In diesem Jahr sollte unsere Fahrt in die Pyrenäen gehen. Die Route, die ich ausgearbeitet hatte, ging über Österreich (Ötztal und Timmelsjoch) ins italienische Genua. Von dort wollten wir mit der Fähre nach Barcelona übersetzen und vor dort dann in einem Zickzack-Kurs immer an der spanisch-französischen Grenze und durch Andorra bis rauf an die Bucht von Biscaya. Ein Teil unserer Route ist auch bekannt als die Route de Cols. Der Rückweg sollte dann über Pau, unterhalb von Toulouse, über Montpellier, an Avignon vorbei bis nach Saint Andre-les Alpes gehen, um dort dann auf die Route des Grand Alpes zu kommen und dann über Genf nach Reutlingen zurückzukehren.


Anreise

So war es geplant und bis auf den Rückweg verlief es auch so, wie wir es geplant hatten. Wir hatten uns für den Rückweg über die Cote D`azur entschieden, aber leider kamen wir nur bis ca. 80 Km südwestlich von Narbonne, dann wollte der Kardan meiner GS nicht mehr und damit war die Reise mit dem Motorrad zu Ende. Jetzt aber erstmal zur Hinreise. Wie immer wollten wir uns um 06:00 Uhr morgens an einer bestimmten Tankstelle in Ulm treffen. Ich war, wie immer, pünktlich (kleines Eigenlob 🙂 ), aber mein Kumpel kam nicht. Da ich nur mein privates Handy mit hatte, musste ich mir erst seine Handynummer bei einem Arbeitskollegen besorgen. Nachdem ich diese hatte, rief ich ihn an und als Antwort erhielt ich, dass er in Geislingen mit defekten Radlagern steht. Als ich in Geislingen ankam, haben wir erstmal alle Werkstätten abgefahren, aber bedauerlicherweise ohne Erfolg, keiner konnte oder wollte helfen. Also blieb uns nur der Weg nach Göppingen zum Vertragshändler. Das war auch gut so, denn der hat sofort die Reparatur ausgeführt und so konnten wir mit 5-stündiger Verspätung starten. Zuerst ging es wie immer auf die Autobahn A8, um dann auf die A7 zu wechseln.
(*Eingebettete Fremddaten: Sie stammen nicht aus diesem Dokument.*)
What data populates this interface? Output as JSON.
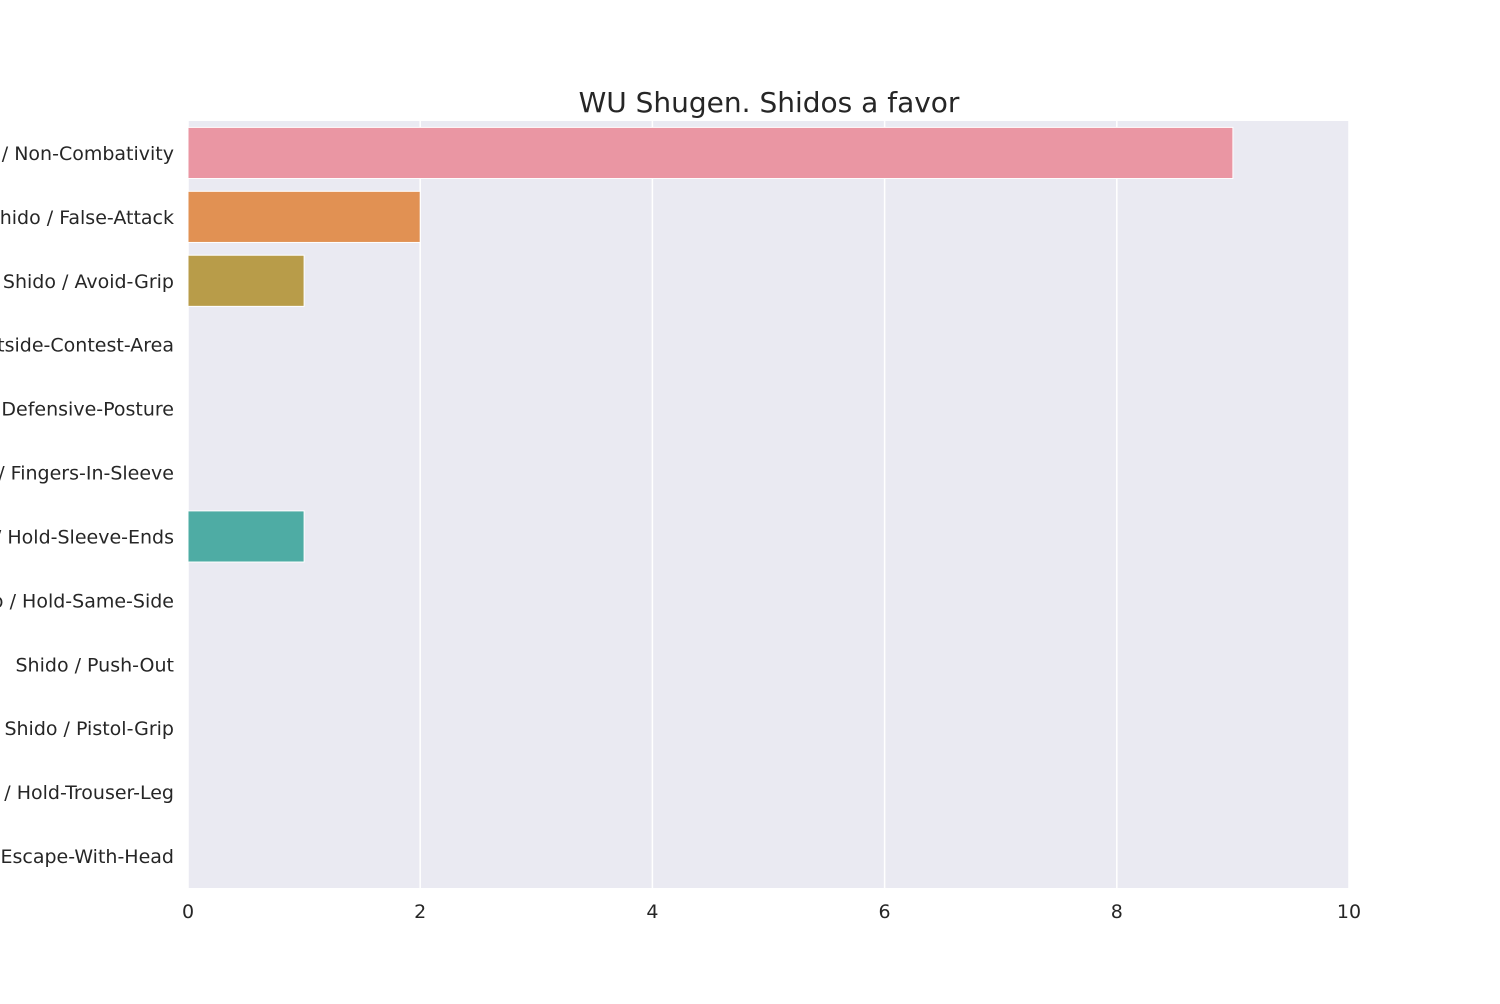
{
  "chart_data": {
    "type": "bar",
    "orientation": "horizontal",
    "title": "WU Shugen. Shidos a favor",
    "xlabel": "",
    "ylabel": "",
    "xlim": [
      0,
      10
    ],
    "x_ticks": [
      "0",
      "2",
      "4",
      "6",
      "8",
      "10"
    ],
    "x_tick_values": [
      0,
      2,
      4,
      6,
      8,
      10
    ],
    "grid": true,
    "categories": [
      "Shido / Non-Combativity",
      "Shido / False-Attack",
      "Shido / Avoid-Grip",
      "Shido / Outside-Contest-Area",
      "Shido / Defensive-Posture",
      "Shido / Fingers-In-Sleeve",
      "Shido / Hold-Sleeve-Ends",
      "Shido / Hold-Same-Side",
      "Shido / Push-Out",
      "Shido / Pistol-Grip",
      "Shido / Hold-Trouser-Leg",
      "Shido / Escape-With-Head"
    ],
    "values": [
      9,
      2,
      1,
      0,
      0,
      0,
      1,
      0,
      0,
      0,
      0,
      0
    ],
    "colors": [
      "#ea96a3",
      "#e19153",
      "#b89c49",
      "#94a83c",
      "#5aac47",
      "#4dae90",
      "#4eaca4",
      "#50aab3",
      "#5ba3c9",
      "#a99ce6",
      "#d88fe1",
      "#e98fc2"
    ],
    "background_color": "#eaeaf2",
    "grid_color": "#ffffff"
  }
}
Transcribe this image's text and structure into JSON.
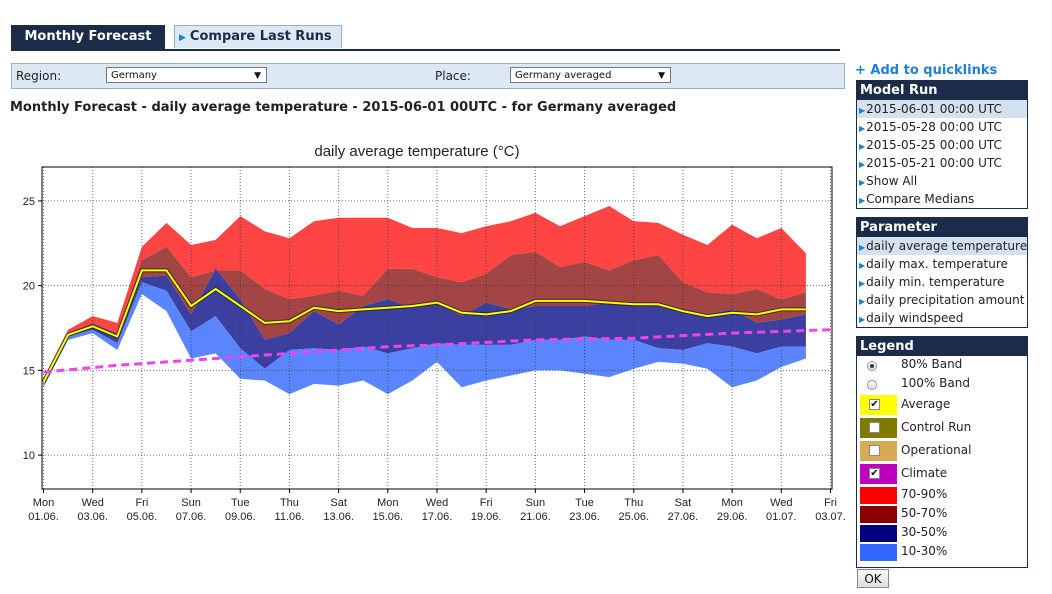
{
  "tabs": {
    "active": "Monthly Forecast",
    "inactive": "Compare Last Runs"
  },
  "filters": {
    "region_label": "Region:",
    "region_value": "Germany",
    "place_label": "Place:",
    "place_value": "Germany averaged"
  },
  "heading": "Monthly Forecast - daily average temperature - 2015-06-01 00UTC - for Germany averaged",
  "quicklinks": "+ Add to quicklinks",
  "model_run": {
    "title": "Model Run",
    "items": [
      "2015-06-01 00:00 UTC",
      "2015-05-28 00:00 UTC",
      "2015-05-25 00:00 UTC",
      "2015-05-21 00:00 UTC",
      "Show All",
      "Compare Medians"
    ]
  },
  "parameter": {
    "title": "Parameter",
    "items": [
      "daily average temperature",
      "daily max. temperature",
      "daily min. temperature",
      "daily precipitation amount",
      "daily windspeed"
    ]
  },
  "legend": {
    "title": "Legend",
    "radio_80": "80% Band",
    "radio_100": "100% Band",
    "average": "Average",
    "control": "Control Run",
    "operational": "Operational",
    "climate": "Climate",
    "b7090": "70-90%",
    "b5070": "50-70%",
    "b3050": "30-50%",
    "b1030": "10-30%"
  },
  "ok_label": "OK",
  "colors": {
    "band_70_90": "#ff4444",
    "band_50_70": "#a34545",
    "band_30_50": "#3a3fa0",
    "band_10_30": "#5b85ff",
    "average": "#ffff00",
    "average_swatch": "#ffff00",
    "control": "#807a00",
    "operational": "#d6ab52",
    "climate": "#ee44ee",
    "climate_swatch": "#c000c0",
    "swatch_70_90": "#ff0000",
    "swatch_50_70": "#880000",
    "swatch_30_50": "#000080",
    "swatch_10_30": "#3366ff"
  },
  "chart_data": {
    "type": "area",
    "title": "daily average temperature (°C)",
    "yticks": [
      10,
      15,
      20,
      25
    ],
    "ylim": [
      8,
      27
    ],
    "x_days": [
      "2015-06-01",
      "2015-06-02",
      "2015-06-03",
      "2015-06-04",
      "2015-06-05",
      "2015-06-06",
      "2015-06-07",
      "2015-06-08",
      "2015-06-09",
      "2015-06-10",
      "2015-06-11",
      "2015-06-12",
      "2015-06-13",
      "2015-06-14",
      "2015-06-15",
      "2015-06-16",
      "2015-06-17",
      "2015-06-18",
      "2015-06-19",
      "2015-06-20",
      "2015-06-21",
      "2015-06-22",
      "2015-06-23",
      "2015-06-24",
      "2015-06-25",
      "2015-06-26",
      "2015-06-27",
      "2015-06-28",
      "2015-06-29",
      "2015-06-30",
      "2015-07-01",
      "2015-07-02"
    ],
    "xtick_days": [
      "Mon",
      "Wed",
      "Fri",
      "Sun",
      "Tue",
      "Thu",
      "Sat",
      "Mon",
      "Wed",
      "Fri",
      "Sun",
      "Tue",
      "Thu",
      "Sat",
      "Mon",
      "Wed",
      "Fri"
    ],
    "xtick_dates": [
      "01.06.",
      "03.06.",
      "05.06.",
      "07.06.",
      "09.06.",
      "11.06.",
      "13.06.",
      "15.06.",
      "17.06.",
      "19.06.",
      "21.06.",
      "23.06.",
      "25.06.",
      "27.06.",
      "29.06.",
      "01.07.",
      "03.07."
    ],
    "grid": true,
    "bands": {
      "p10": [
        14.0,
        16.8,
        17.2,
        16.2,
        19.5,
        18.5,
        15.7,
        16.0,
        14.5,
        14.4,
        13.6,
        14.2,
        14.1,
        14.4,
        13.6,
        14.4,
        15.5,
        14.0,
        14.4,
        14.7,
        15.0,
        15.0,
        14.8,
        14.6,
        15.1,
        15.5,
        15.4,
        15.1,
        14.0,
        14.4,
        15.2,
        15.7
      ],
      "p30": [
        14.2,
        17.0,
        17.4,
        16.6,
        20.2,
        19.7,
        17.3,
        18.2,
        16.3,
        15.1,
        16.2,
        16.3,
        16.2,
        16.4,
        16.0,
        16.3,
        16.6,
        16.5,
        16.5,
        16.5,
        16.8,
        16.8,
        17.0,
        16.8,
        16.8,
        16.3,
        16.2,
        16.6,
        16.4,
        16.0,
        16.4,
        16.4
      ],
      "p50": [
        14.3,
        17.1,
        17.6,
        16.9,
        20.5,
        20.6,
        18.3,
        21.0,
        19.2,
        16.8,
        17.2,
        18.5,
        17.7,
        18.8,
        19.2,
        18.7,
        19.0,
        18.2,
        19.0,
        18.6,
        18.8,
        18.8,
        18.8,
        19.0,
        18.9,
        18.8,
        18.6,
        18.3,
        18.6,
        17.8,
        18.0,
        18.3
      ],
      "p70": [
        14.4,
        17.2,
        17.8,
        17.2,
        21.5,
        22.3,
        20.5,
        20.9,
        20.9,
        19.8,
        19.2,
        19.4,
        19.7,
        19.4,
        21.0,
        21.0,
        20.5,
        20.2,
        20.7,
        21.8,
        22.0,
        21.1,
        21.4,
        20.9,
        21.5,
        21.8,
        20.2,
        19.6,
        19.5,
        19.8,
        19.2,
        19.6
      ],
      "p90": [
        14.5,
        17.4,
        18.2,
        17.8,
        22.3,
        23.7,
        22.4,
        22.7,
        24.1,
        23.2,
        22.8,
        23.8,
        24.0,
        24.0,
        24.0,
        23.4,
        23.4,
        23.1,
        23.5,
        23.8,
        24.3,
        23.5,
        24.1,
        24.7,
        23.8,
        23.7,
        23.0,
        22.4,
        23.6,
        22.8,
        23.4,
        21.9
      ]
    },
    "average": [
      14.3,
      17.1,
      17.6,
      17.0,
      20.9,
      20.9,
      18.8,
      19.8,
      18.8,
      17.8,
      17.9,
      18.7,
      18.5,
      18.6,
      18.7,
      18.8,
      19.0,
      18.4,
      18.3,
      18.5,
      19.1,
      19.1,
      19.1,
      19.0,
      18.9,
      18.9,
      18.5,
      18.2,
      18.4,
      18.3,
      18.6,
      18.6
    ],
    "climate": {
      "x_days": [
        "2015-06-01",
        "2015-06-04",
        "2015-06-09",
        "2015-06-11",
        "2015-06-15",
        "2015-06-17",
        "2015-06-21",
        "2015-06-25",
        "2015-06-29",
        "2015-07-03"
      ],
      "values": [
        14.9,
        15.3,
        15.8,
        16.0,
        16.4,
        16.5,
        16.8,
        16.9,
        17.2,
        17.4
      ]
    }
  }
}
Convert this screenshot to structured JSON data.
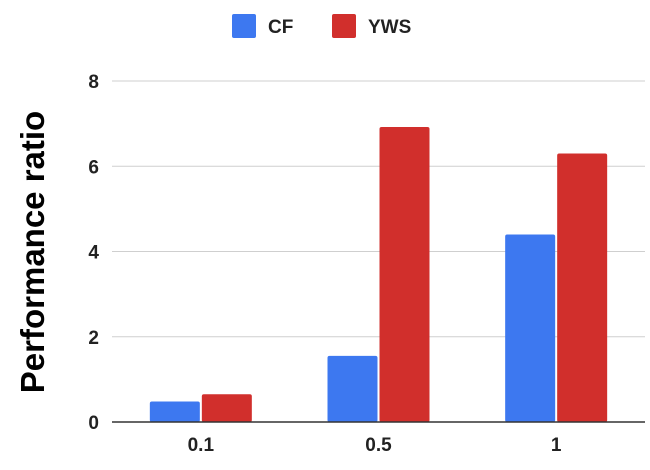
{
  "chart_data": {
    "type": "bar",
    "title": "",
    "xlabel": "",
    "ylabel": "Performance ratio",
    "categories": [
      "0.1",
      "0.5",
      "1"
    ],
    "series": [
      {
        "name": "CF",
        "color": "#3d78f0",
        "values": [
          0.48,
          1.55,
          4.4
        ]
      },
      {
        "name": "YWS",
        "color": "#d12f2c",
        "values": [
          0.65,
          6.92,
          6.3
        ]
      }
    ],
    "ylim": [
      0,
      8
    ],
    "yticks": [
      "0",
      "2",
      "4",
      "6",
      "8"
    ],
    "grid": true,
    "legend_position": "top-center"
  }
}
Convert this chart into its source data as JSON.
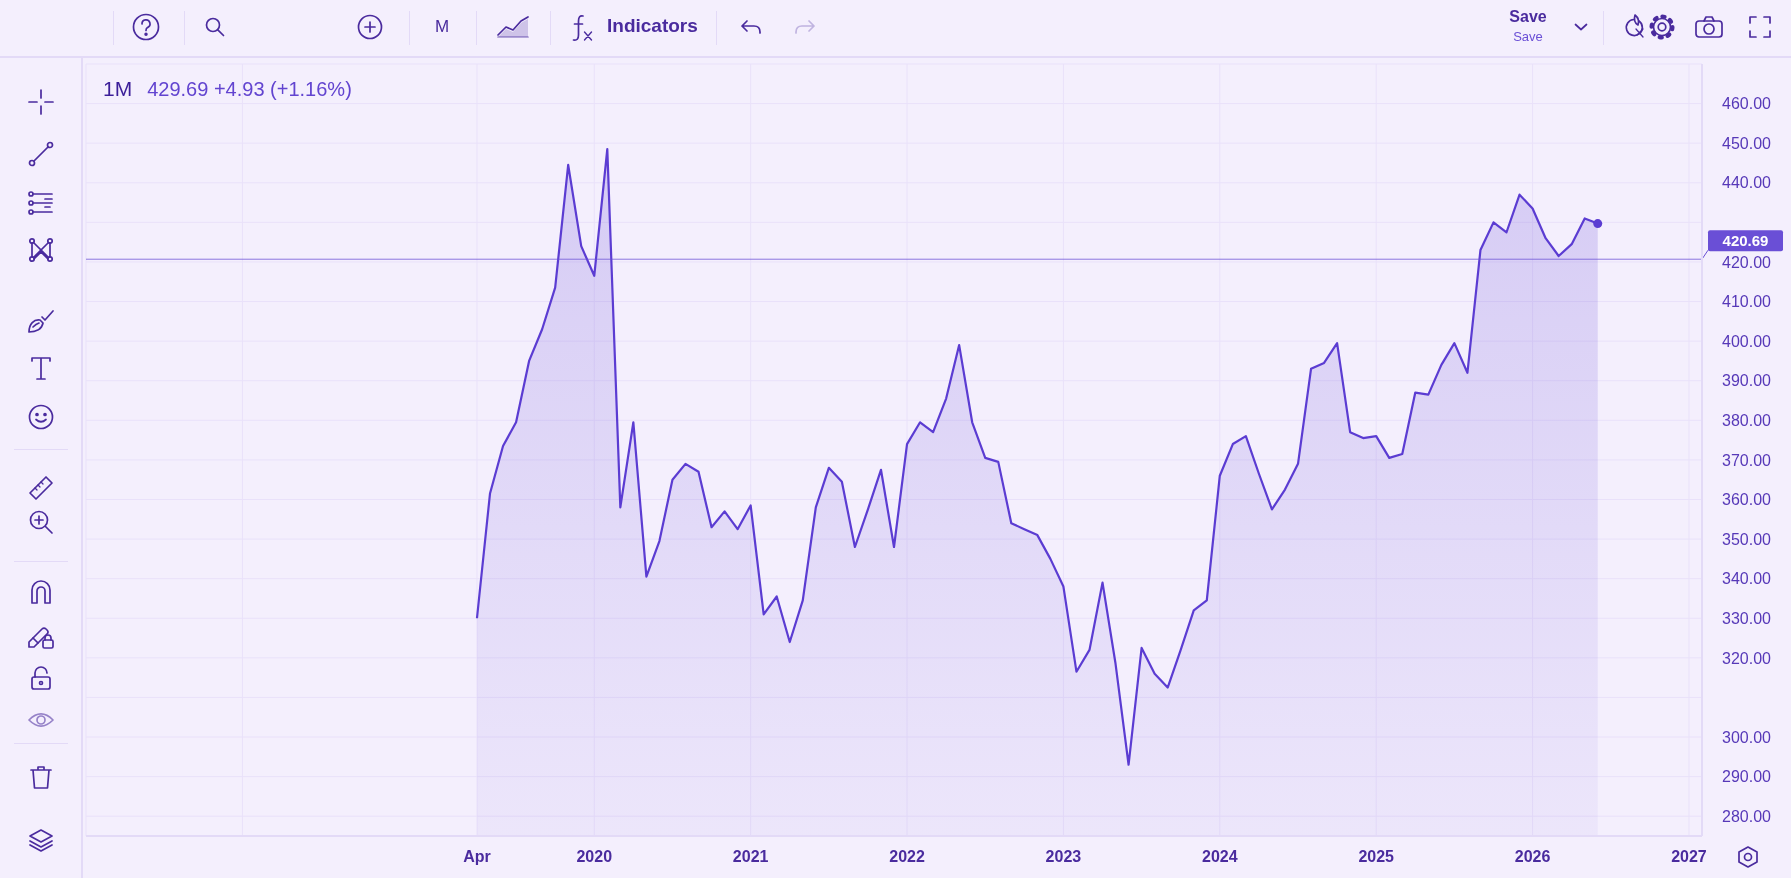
{
  "chart_data": {
    "type": "area",
    "title": "1M",
    "subtitle": "429.69 +4.93 (+1.16%)",
    "x": [
      "2019-04",
      "2019-05",
      "2019-06",
      "2019-07",
      "2019-08",
      "2019-09",
      "2019-10",
      "2019-11",
      "2019-12",
      "2020-01",
      "2020-02",
      "2020-03",
      "2020-04",
      "2020-05",
      "2020-06",
      "2020-07",
      "2020-08",
      "2020-09",
      "2020-10",
      "2020-11",
      "2020-12",
      "2021-01",
      "2021-02",
      "2021-03",
      "2021-04",
      "2021-05",
      "2021-06",
      "2021-07",
      "2021-08",
      "2021-09",
      "2021-10",
      "2021-11",
      "2021-12",
      "2022-01",
      "2022-02",
      "2022-03",
      "2022-04",
      "2022-05",
      "2022-06",
      "2022-07",
      "2022-08",
      "2022-09",
      "2022-10",
      "2022-11",
      "2022-12",
      "2023-01",
      "2023-02",
      "2023-03",
      "2023-04",
      "2023-05",
      "2023-06",
      "2023-07",
      "2023-08",
      "2023-09",
      "2023-10",
      "2023-11",
      "2023-12",
      "2024-01",
      "2024-02",
      "2024-03",
      "2024-04",
      "2024-05",
      "2024-06",
      "2024-07",
      "2024-08",
      "2024-09",
      "2024-10",
      "2024-11",
      "2024-12",
      "2025-01",
      "2025-02",
      "2025-03",
      "2025-04",
      "2025-05",
      "2025-06",
      "2025-07",
      "2025-08",
      "2025-09",
      "2025-10",
      "2025-11",
      "2025-12",
      "2026-01",
      "2026-02",
      "2026-03",
      "2026-04",
      "2026-05",
      "2026-06"
    ],
    "series": [
      {
        "color": "#5b3cd2",
        "values": [
          330,
          361.5,
          373.5,
          379.5,
          395,
          403,
          413.5,
          444.5,
          424,
          416.5,
          448.5,
          358,
          379.5,
          340.5,
          349.5,
          365,
          369,
          367,
          353,
          357,
          352.5,
          358.5,
          331,
          335.5,
          324,
          334.5,
          358,
          368,
          364.5,
          348,
          357.5,
          367.5,
          348,
          374,
          379.5,
          377,
          385.5,
          399,
          379.5,
          370.5,
          369.5,
          354,
          352.5,
          351,
          345,
          338,
          316.5,
          322,
          339,
          318.5,
          293,
          322.5,
          316,
          312.5,
          322,
          332,
          334.5,
          366,
          374,
          376,
          366.5,
          357.5,
          362.5,
          369,
          393,
          394.5,
          399.5,
          377,
          375.5,
          376,
          370.5,
          371.5,
          387,
          386.5,
          394,
          399.5,
          392,
          423,
          430,
          427.5,
          437,
          433.5,
          426,
          421.5,
          424.5,
          431,
          429.69
        ]
      },
      {
        "type": "scatter",
        "color": "#5b3cd2",
        "x": [
          "2026-06"
        ],
        "values": [
          429.69
        ],
        "marker": "circle"
      }
    ],
    "xlim": [
      "2016-10",
      "2027-02"
    ],
    "xticks": [
      {
        "value": "2017-10",
        "label": null
      },
      {
        "value": "2019-04",
        "label": "Apr"
      },
      "2020",
      "2021",
      "2022",
      "2023",
      "2024",
      "2025",
      "2026",
      "2027"
    ],
    "ylim": [
      275,
      470
    ],
    "yticks": [
      {
        "value": 460,
        "label": "460.00"
      },
      {
        "value": 450,
        "label": "450.00"
      },
      {
        "value": 440,
        "label": "440.00"
      },
      {
        "value": 430,
        "label": null
      },
      {
        "value": 420,
        "label": "420.00"
      },
      {
        "value": 410,
        "label": "410.00"
      },
      {
        "value": 400,
        "label": "400.00"
      },
      {
        "value": 390,
        "label": "390.00"
      },
      {
        "value": 380,
        "label": "380.00"
      },
      {
        "value": 370,
        "label": "370.00"
      },
      {
        "value": 360,
        "label": "360.00"
      },
      {
        "value": 350,
        "label": "350.00"
      },
      {
        "value": 340,
        "label": "340.00"
      },
      {
        "value": 330,
        "label": "330.00"
      },
      {
        "value": 320,
        "label": "320.00"
      },
      {
        "value": 310,
        "label": null
      },
      {
        "value": 300,
        "label": "300.00"
      },
      {
        "value": 290,
        "label": "290.00"
      },
      {
        "value": 280,
        "label": "280.00"
      }
    ],
    "grid": true,
    "ref_lines": [
      {
        "axis": "y",
        "value": 420.69,
        "label": "420.69",
        "color": "#6a4fd6"
      }
    ],
    "annotations": [
      "M",
      "Indicators",
      "Save",
      "Save"
    ]
  }
}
In Kempten ging es dann auf die B19 nach Sonthofen, von dort dann übers Oberjoch durch das Tannheimer Tal zum Hahntenjoch und dann ins Ötztal zum Timmelsjoch. Wer das Timmelsjoch noch nie gefahren ist, dem ist dieses nur zu empfehlen. Es kostet zwar als einfache Fahrt 12 Euro, aber die sind es absolut wert. Vor allem die italienische Seite ist echt von feinsten. Zumindest, was die Kurven betrifft.

Anreise
Timmelsjoch

Genua

Nach den vielen Kurven ging es dann quer durch Südtirol an Meran vorbei zum Lago Iseo und dann aus Zeitgründen über die A21 nach Genua in den Fährhafen. Nachdem wir nach einigem Suchen unsere Fähre gefunden hatten und uns und unsere Motorräder eingecheckt hatten, konnten wir die Motorräder in das obere Parkdeck fahren. Nachdem die Besatzung die Mopeds fest gezurrt hatte, sind wir aufs Deck gegangen, um unseren Schlafplatz zu finden. Wir hatten keine Kabine, sondern die sogenannten Pullmannsitze gebucht. Als wir in den Raum kamen, in dem diese Sitze waren, sind wir aber auch wieder recht schnell gegangen und haben uns einen Platz in einer Bar gesucht. Da war die Lautstärke und vor allem der Geruch deutlich angenehmer. In den Morgenstunden kam ein bisschen Wellengang auf, der das Schiff ein wenig ins Schaukeln brachte.

Genua Hafen
Laderaum

Barcelona und Start Pyrenäen

Nach einer recht angenehmen Fahrt erreichten wir um die Mittagszeit dann Barcelona. Nachdem wir die Fähre verlassen hatten, ging es erstmal quer durch die Stadt in grob nördliche Richtung, um auf die C-17 nach Vic zu kommen. Von Vic ging es dann in nordöstliche Richtung nach Berga und dann über die C-26 nach Ripoll. Nach Ripoll fingen dann so langsam die Kurven an, die man in den Pyrenäen sucht und zuhauf findet. Weiter ging es über die D-115 und dem Col d`Ares bis nach Amelie-Les-Bains-Palada. Hier sind wir dann auf die D-618 abgebogen.


Rumänien

Das ist das Schöne an den Pyrenäen; es gibt viele Möglichkeiten, sich auf den Straßen auszutoben, entweder auf befestigten Straßen oder auf Feld- und Waldwegen. Für jeden ist etwas dabei. Nachdem wir Saint-Masal hinter uns gelassen haben, verließen wir die befestigten Wege und dann ging es erst über leichte Waldwege, die sich dann zu echten Herausforderungen mit Wasserdurchfahrten, tiefen Längs- und Querrillen und mit großflächigen Schlammdurchfahrten darstellte. Wir waren fast dreiviertel des Tages in den Waldgebieten unterwegs, ohne auf eine befestigte Straße zu kommen. In der Nähe von Vinca sind wir dann wieder auf geteerte Wege gekommen. In Prades haben wir die Hauptstraße dann wieder verlassen, um über die D-14 und dem Col Jau, dem Col du Gravel und dem Col des Moulins zur D-25 und dann über den Col de Pailheres nach Ax-Les-Thermes zu gelangen. Von hier ging es dann Richtung Süden über die N-20 und dem Port d`Envalira nach Andorra.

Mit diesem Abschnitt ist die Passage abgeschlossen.